About Persuasion
Persuasion is among Jane Austen’s most historically grounded works.
Like many people in Britain, Jane Austen and her family followed the ups and downs of the British war effort on both land and sea.
As was the case with Sense and Sensibility and Pride and Prejudice before it, one of Austen’s aims in Persuasion is to present a message about British society through contrasting pairs: in this case, aristocratic vanity versus the private and public utility of the navy.
Having drawn this critical picture of a vain aristocratic class, Austen uses the knowledge she gained through her family’s wartime experiences to create an alternative image of Britain: a navy whose men and women are useful to one another, society, and the national war effort.
As useful as Austen’s naval characters are, despite whatever challenges they might face in the service, when the novel’s crisis comes at the end of the first volume, it is another character altogether who proves their value: Anne Elliot.

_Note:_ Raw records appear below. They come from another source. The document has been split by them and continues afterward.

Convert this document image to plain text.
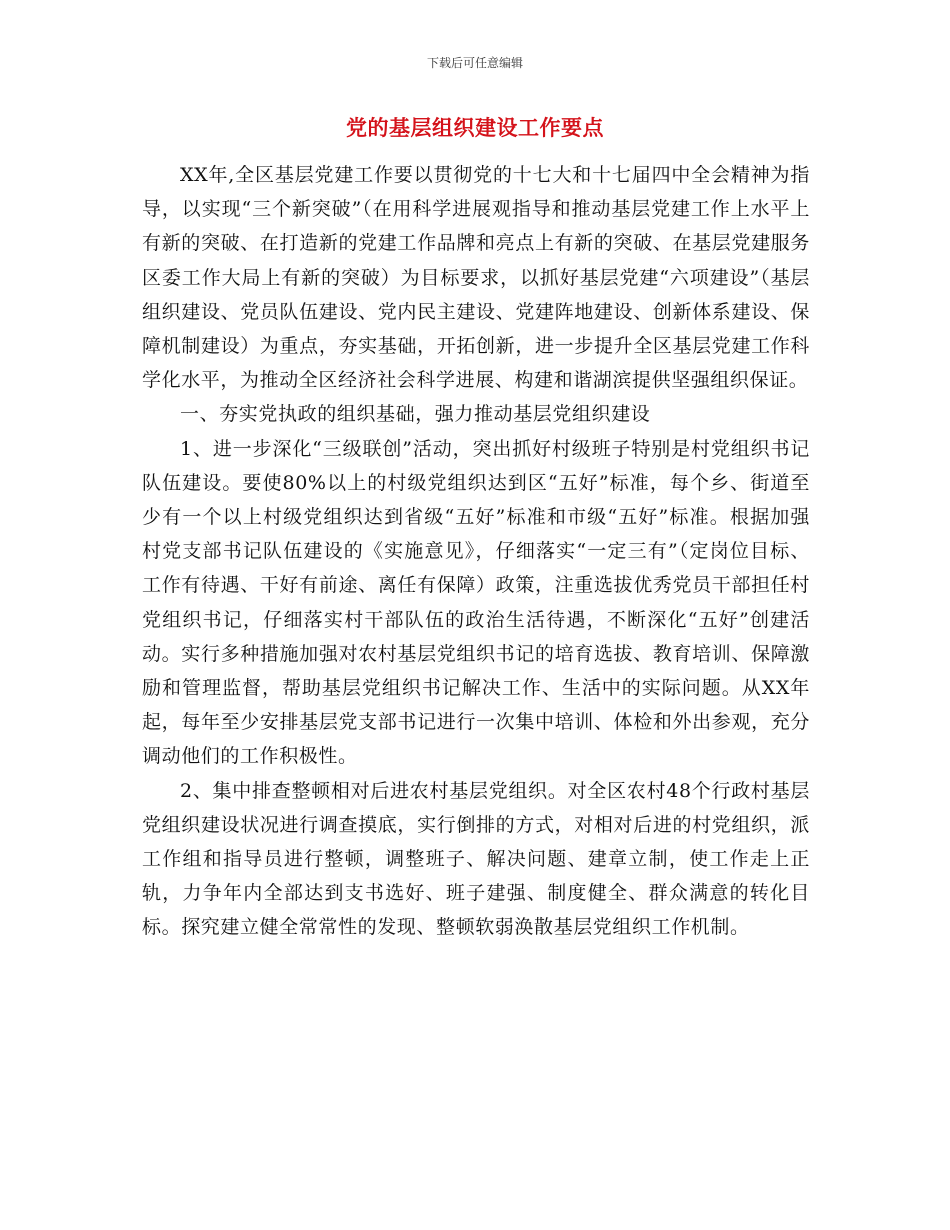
下载后可任意编辑
党的基层组织建设工作要点

XX年,全区基层党建工作要以贯彻党的十七大和十七届四中全会精神为指导，以实现“三个新突破”（在用科学进展观指导和推动基层党建工作上水平上有新的突破、在打造新的党建工作品牌和亮点上有新的突破、在基层党建服务区委工作大局上有新的突破）为目标要求，以抓好基层党建“六项建设”（基层组织建设、党员队伍建设、党内民主建设、党建阵地建设、创新体系建设、保障机制建设）为重点，夯实基础，开拓创新，进一步提升全区基层党建工作科学化水平，为推动全区经济社会科学进展、构建和谐湖滨提供坚强组织保证。

一、夯实党执政的组织基础，强力推动基层党组织建设

1、进一步深化“三级联创”活动，突出抓好村级班子特别是村党组织书记队伍建设。要使80%以上的村级党组织达到区“五好”标准，每个乡、街道至少有一个以上村级党组织达到省级“五好”标准和市级“五好”标准。根据加强村党支部书记队伍建设的《实施意见》，仔细落实“一定三有”（定岗位目标、工作有待遇、干好有前途、离任有保障）政策，注重选拔优秀党员干部担任村党组织书记，仔细落实村干部队伍的政治生活待遇，不断深化“五好”创建活动。实行多种措施加强对农村基层党组织书记的培育选拔、教育培训、保障激励和管理监督，帮助基层党组织书记解决工作、生活中的实际问题。从XX年起，每年至少安排基层党支部书记进行一次集中培训、体检和外出参观，充分调动他们的工作积极性。

2、集中排查整顿相对后进农村基层党组织。对全区农村48个行政村基层党组织建设状况进行调查摸底，实行倒排的方式，对相对后进的村党组织，派工作组和指导员进行整顿，调整班子、解决问题、建章立制，使工作走上正轨，力争年内全部达到支书选好、班子建强、制度健全、群众满意的转化目标。探究建立健全常常性的发现、整顿软弱涣散基层党组织工作机制。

On one level, Anne Elliot’s story reinforces Austen’s critique of the class-based society of her time. But Persuasion’s resolution is more complex than such a summary of social and financial calculation might suggest. It would be a drearily didactic book were that not the case. Instead, it is the interiority of the plot––how much of it occurs in Anne’s head and is viewed from her often-limited perspective––that maintains our interest to the end. How Austen achieves this, while addressing both the insidious and beneficial impacts of the art of persuasion, deserves our attention.